Procurados da operação serão investigados pelo presidente do STJ, ministro Humberto Martins

Henrique Gimenes - 26/02/2021 17h22 | atualizado em 26/02/2021 19h00

Presidente da OAB, Felipe Santa Cruz Foto: Reprodução

Para a Ordem dos Advogados do Brasil (OAB), um inquérito aberto pelo Superior Tribunal de Justiça (STJ) para investigar os procuradores da operação Lava Jato é “razoável e legal”. O apoio foi dado pelo presidente da Ordem, Felipe Santa Cruz.

A investigação foi aberta após a revelação de novas mensagens hackeadas da força tarefa. Os diálogos foram tornados públicos após a defesa do ex-presidente Luiz Inácio Lula da Silva receber autorização do Supremo Tribunal Federal (STF) para acessar o acervo da Operação Spoofing.

“É preciso elucidar as possíveis irregularidades em condutas apuratórias sobre ministros do Superior Tribunal de Justiça por órgão manifestamente incompetente. A partir de documentos acostados aos autos da Reclamação nº 43.007/DF, em trâmite no Supremo Tribunal Federal, é possível deduzir que grupo organizado de Procuradores da República, Procuradores Regionais da República e auditores da Receita Federal engendraram aparatos investigativos para fustigar os ministros do STJ, que detêm a missão constitucional de realizar investigações desses mesmos membros do Ministério Público Federal”, afirmou o presidente da OAB.
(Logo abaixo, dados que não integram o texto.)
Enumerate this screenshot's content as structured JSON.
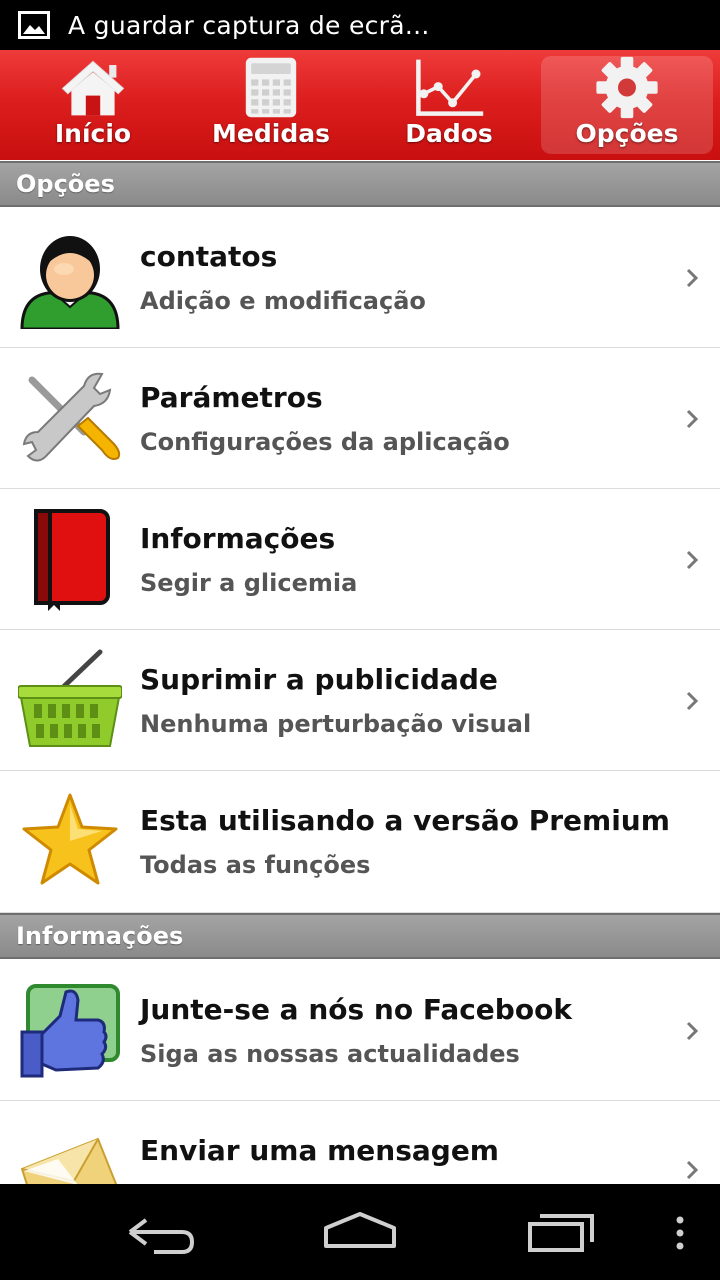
{
  "status_bar": {
    "notification": "A guardar captura de ecrã..."
  },
  "tabs": [
    {
      "label": "Início",
      "icon": "house-icon"
    },
    {
      "label": "Medidas",
      "icon": "calculator-icon"
    },
    {
      "label": "Dados",
      "icon": "line-chart-icon"
    },
    {
      "label": "Opções",
      "icon": "gear-icon",
      "active": true
    }
  ],
  "sections": {
    "options": "Opções",
    "info": "Informações"
  },
  "items": [
    {
      "title": "contatos",
      "subtitle": "Adição e modificação",
      "icon": "person-icon"
    },
    {
      "title": "Parámetros",
      "subtitle": "Configurações da aplicação",
      "icon": "tools-icon"
    },
    {
      "title": "Informações",
      "subtitle": "Segir a glicemia",
      "icon": "book-icon"
    },
    {
      "title": "Suprimir a publicidade",
      "subtitle": "Nenhuma perturbação visual",
      "icon": "basket-icon"
    },
    {
      "title": "Esta utilisando a versão Premium",
      "subtitle": "Todas as funções",
      "icon": "star-icon"
    },
    {
      "title": "Junte-se a nós no Facebook",
      "subtitle": "Siga as nossas actualidades",
      "icon": "thumbs-up-icon"
    },
    {
      "title": "Enviar uma mensagem",
      "subtitle": "",
      "icon": "envelope-icon"
    }
  ],
  "colors": {
    "tab_bar": "#dc1e1e",
    "section_header": "#999999"
  }
}
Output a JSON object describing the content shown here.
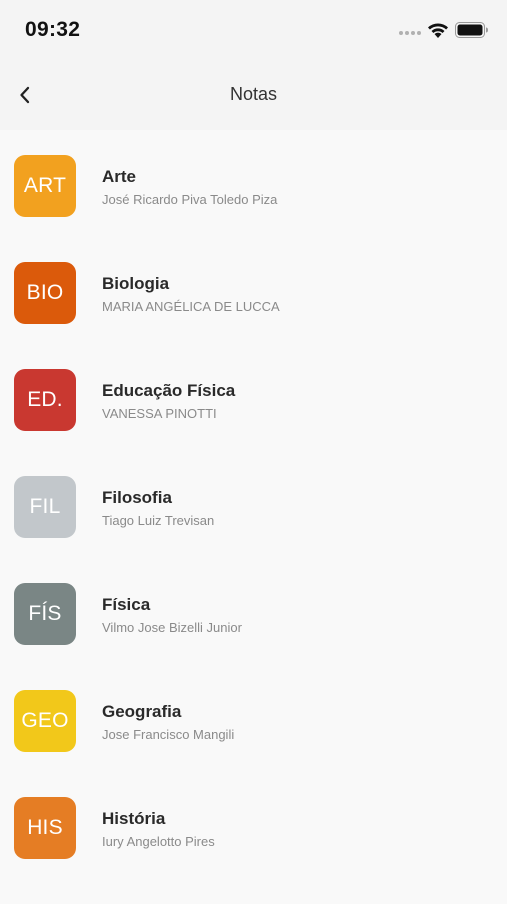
{
  "status_bar": {
    "time": "09:32"
  },
  "nav": {
    "title": "Notas"
  },
  "subjects": [
    {
      "abbr": "ART",
      "name": "Arte",
      "teacher": "José Ricardo Piva Toledo Piza",
      "color": "#f2a11f"
    },
    {
      "abbr": "BIO",
      "name": "Biologia",
      "teacher": "MARIA ANGÉLICA DE LUCCA",
      "color": "#db5a0b"
    },
    {
      "abbr": "ED.",
      "name": "Educação Física",
      "teacher": "VANESSA PINOTTI",
      "color": "#c93830"
    },
    {
      "abbr": "FIL",
      "name": "Filosofia",
      "teacher": "Tiago Luiz Trevisan",
      "color": "#c2c7cb"
    },
    {
      "abbr": "FÍS",
      "name": "Física",
      "teacher": "Vilmo Jose Bizelli Junior",
      "color": "#7a8685"
    },
    {
      "abbr": "GEO",
      "name": "Geografia",
      "teacher": "Jose Francisco Mangili",
      "color": "#f2c81a"
    },
    {
      "abbr": "HIS",
      "name": "História",
      "teacher": "Iury Angelotto Pires",
      "color": "#e57d24"
    }
  ],
  "icons": {
    "back": "chevron-left-icon",
    "wifi": "wifi-icon",
    "battery": "battery-icon",
    "signal": "cellular-signal-icon"
  }
}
O inquérito será conduzido pelo presidente do STJ, ministro Humberto Martins. Ele pretende apurar se a Lava Jato tentou intimidar e investigar os ministros da Corte de forma ilegal.

Felipe Santa Cruz considera que “o poder investigativo de que goza o Superior Tribunal de Justiça está expresso em seu regimento interno (artigo 58, caput e §1º), legitimando a adoção de medidas para averiguação de delitos praticados na Corte e em detrimento de seus Ministros. Trata-se, bem verdade, de cláusula excepcional, cuja admissão foi recentemente chancelada pelo Supremo Tribunal Federal na ADPF nº 572/DF, na qual foi validada instauração do inquérito nº 4.781/DF com lastro no texto do artigo 43 do Regimento Interno da Suprema Corte – de igual redação ao artigo 58 do Regimento Interno do STJ”.